I forti rialzi segnati a marzo, spiega la Iata in una nota, sono frutto del confronto con il mese di marzo 2009, quando la recessione aveva portato il trasporto aereo internazionale a toccare il livello piu' basso. 'I risultati di marzo mostrano che il passo della ripresa e' forte', ha commentato il direttore generale e ceo della Iata Giovanni Bisignani, spiegando che 'il settore ha perso due anni di crescita e i mercati passeggeri e cargo sono ancora inferiori dell'1% ai picchi dei primi mesi del 2008. Ciononostante, il passo del miglioramento, sostenuto da una situazione economica mondiale in miglioramento, e' molto piu' veloce di quanto chiunque avrebbe previsto anche sei mesi fa'.
Il load factor (fattore di riempimento degli aerei) si e' attestato a marzo al 78%, restando ai massimi. Mentre la domanda e' cresciuta del 10,3%, la crescita della capacita' si e' fermata al 2%, facendo crescere il fattore di riempimento e creando condizioni di domanda e offerta piu' difficili. La capacita' globale rimane del 3-4% al di sotto dei livelli pre-crisi.
Anche il mercato internazionale cargo, evidenzia la Iata, sta facendo i conti con condizioni di domanda e offerta piu' difficili: la domanda e' cresciuta a marzo (+28,1%) piu' della capacita' (+5,3%), portando il load factor al 57,1%, il livello piu' alto dal novembre 2002 (58,8%).

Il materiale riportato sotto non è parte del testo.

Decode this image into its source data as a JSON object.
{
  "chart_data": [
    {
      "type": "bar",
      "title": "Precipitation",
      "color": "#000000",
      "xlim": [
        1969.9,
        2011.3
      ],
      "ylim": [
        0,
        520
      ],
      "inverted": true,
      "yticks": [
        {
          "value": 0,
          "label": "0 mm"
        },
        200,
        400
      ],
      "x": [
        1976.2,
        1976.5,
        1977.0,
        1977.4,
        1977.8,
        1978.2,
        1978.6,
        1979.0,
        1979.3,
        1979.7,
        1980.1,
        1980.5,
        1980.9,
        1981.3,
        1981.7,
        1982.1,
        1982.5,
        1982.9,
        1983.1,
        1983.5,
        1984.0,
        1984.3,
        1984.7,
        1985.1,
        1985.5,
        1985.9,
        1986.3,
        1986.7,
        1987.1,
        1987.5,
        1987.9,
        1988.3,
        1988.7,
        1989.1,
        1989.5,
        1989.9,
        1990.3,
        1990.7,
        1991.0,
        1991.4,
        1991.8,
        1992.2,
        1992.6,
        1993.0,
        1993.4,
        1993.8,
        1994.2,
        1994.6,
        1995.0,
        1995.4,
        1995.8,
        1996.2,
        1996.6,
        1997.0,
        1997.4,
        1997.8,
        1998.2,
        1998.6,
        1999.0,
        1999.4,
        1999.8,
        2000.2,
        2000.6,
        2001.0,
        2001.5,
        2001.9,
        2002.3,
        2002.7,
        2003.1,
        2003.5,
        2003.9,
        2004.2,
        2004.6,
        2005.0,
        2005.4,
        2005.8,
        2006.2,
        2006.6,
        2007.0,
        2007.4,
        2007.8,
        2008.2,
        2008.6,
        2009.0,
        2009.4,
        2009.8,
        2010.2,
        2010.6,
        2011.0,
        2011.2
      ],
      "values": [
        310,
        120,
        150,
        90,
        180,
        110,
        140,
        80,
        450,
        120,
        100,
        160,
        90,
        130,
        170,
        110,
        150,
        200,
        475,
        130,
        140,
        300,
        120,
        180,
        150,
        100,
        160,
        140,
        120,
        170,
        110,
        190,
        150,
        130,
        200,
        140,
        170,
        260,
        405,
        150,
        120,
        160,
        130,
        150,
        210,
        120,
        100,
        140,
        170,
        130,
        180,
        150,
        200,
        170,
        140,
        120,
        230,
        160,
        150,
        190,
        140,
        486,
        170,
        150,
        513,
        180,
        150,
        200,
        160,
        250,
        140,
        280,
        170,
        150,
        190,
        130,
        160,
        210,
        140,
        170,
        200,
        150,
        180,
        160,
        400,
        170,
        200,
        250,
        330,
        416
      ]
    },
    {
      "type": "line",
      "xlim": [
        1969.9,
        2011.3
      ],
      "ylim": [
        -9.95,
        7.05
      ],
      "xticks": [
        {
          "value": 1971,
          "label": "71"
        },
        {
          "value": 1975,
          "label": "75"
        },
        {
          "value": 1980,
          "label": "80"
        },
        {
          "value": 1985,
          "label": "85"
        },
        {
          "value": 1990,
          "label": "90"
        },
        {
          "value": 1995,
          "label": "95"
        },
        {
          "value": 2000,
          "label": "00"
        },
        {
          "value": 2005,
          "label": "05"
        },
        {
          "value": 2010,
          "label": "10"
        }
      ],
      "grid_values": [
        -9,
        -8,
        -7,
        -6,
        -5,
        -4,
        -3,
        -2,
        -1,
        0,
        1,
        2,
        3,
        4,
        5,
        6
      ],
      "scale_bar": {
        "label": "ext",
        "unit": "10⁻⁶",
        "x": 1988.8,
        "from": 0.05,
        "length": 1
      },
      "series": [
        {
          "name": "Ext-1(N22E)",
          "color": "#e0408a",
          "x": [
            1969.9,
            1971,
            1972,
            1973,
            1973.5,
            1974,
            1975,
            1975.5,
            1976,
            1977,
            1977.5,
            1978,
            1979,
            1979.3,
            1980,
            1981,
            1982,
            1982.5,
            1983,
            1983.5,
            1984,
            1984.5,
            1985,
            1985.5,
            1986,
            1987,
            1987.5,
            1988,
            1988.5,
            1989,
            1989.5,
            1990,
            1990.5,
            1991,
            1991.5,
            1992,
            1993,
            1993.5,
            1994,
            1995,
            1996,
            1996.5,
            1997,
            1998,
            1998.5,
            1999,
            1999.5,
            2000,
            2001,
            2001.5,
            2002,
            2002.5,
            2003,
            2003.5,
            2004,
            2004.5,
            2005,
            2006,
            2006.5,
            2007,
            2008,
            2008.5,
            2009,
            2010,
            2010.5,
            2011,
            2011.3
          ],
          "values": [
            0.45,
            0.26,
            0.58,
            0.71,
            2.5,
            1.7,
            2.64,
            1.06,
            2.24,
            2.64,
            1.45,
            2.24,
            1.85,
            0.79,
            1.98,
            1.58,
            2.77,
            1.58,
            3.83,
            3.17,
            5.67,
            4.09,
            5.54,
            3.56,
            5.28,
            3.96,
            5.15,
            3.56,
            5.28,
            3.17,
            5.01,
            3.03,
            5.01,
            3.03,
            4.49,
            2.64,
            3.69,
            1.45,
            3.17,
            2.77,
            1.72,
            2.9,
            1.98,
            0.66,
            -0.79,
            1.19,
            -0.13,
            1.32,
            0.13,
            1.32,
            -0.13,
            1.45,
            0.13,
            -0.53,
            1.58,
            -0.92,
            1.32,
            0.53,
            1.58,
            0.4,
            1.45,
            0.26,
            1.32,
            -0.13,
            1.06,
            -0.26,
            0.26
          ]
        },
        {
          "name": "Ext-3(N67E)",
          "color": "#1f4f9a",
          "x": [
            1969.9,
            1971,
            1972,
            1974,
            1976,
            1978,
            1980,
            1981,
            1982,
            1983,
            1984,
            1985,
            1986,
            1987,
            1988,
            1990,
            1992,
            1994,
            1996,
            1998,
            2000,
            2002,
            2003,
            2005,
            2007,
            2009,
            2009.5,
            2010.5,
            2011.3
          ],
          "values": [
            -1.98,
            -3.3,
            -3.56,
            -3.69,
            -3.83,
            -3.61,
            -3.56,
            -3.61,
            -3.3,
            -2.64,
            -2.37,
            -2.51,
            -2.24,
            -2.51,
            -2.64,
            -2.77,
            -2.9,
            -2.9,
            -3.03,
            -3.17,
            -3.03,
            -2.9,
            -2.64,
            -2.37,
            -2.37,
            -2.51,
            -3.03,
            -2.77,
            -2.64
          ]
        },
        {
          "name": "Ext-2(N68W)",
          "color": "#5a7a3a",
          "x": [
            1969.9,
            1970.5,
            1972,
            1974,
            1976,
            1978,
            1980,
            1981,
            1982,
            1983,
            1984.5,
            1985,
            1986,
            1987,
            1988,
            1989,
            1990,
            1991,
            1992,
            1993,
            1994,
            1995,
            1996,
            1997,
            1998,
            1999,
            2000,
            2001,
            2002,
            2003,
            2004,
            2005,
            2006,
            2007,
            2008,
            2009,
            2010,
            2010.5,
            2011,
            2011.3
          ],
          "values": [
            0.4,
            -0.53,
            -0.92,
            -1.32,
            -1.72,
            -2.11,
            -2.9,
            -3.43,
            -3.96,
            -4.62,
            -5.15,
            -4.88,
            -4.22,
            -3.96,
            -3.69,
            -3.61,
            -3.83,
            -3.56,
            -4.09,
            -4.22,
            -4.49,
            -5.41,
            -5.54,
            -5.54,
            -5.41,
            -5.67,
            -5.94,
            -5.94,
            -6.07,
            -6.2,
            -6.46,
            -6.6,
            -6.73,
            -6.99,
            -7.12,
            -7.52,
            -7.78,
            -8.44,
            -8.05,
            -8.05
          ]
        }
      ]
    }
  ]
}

Per aprile la Iata si attende tuttavia che questa forte ripresa del traffico aereo mostrera' una flessione in seguito all'eruzione del vulcano islandese che ha costretto alla chiusura dello spazio aereo europeo per sei giorni. 'La crisi della cenere del vulcano ha colpito al massimo la parte piu' debole del settore - ha detto Bisignani - La maggior parte dei 1,7 miliardi di dollari di mancati guadagni e' stata a carico delle compagnie europee. La fiducia dei passeggeri non e' colpita e ci aspettiamo un rapido rimbalzo. L'impatto combinato dei mancati guadagni e dei costi aggiuntivi certamente colpira' i profitti'.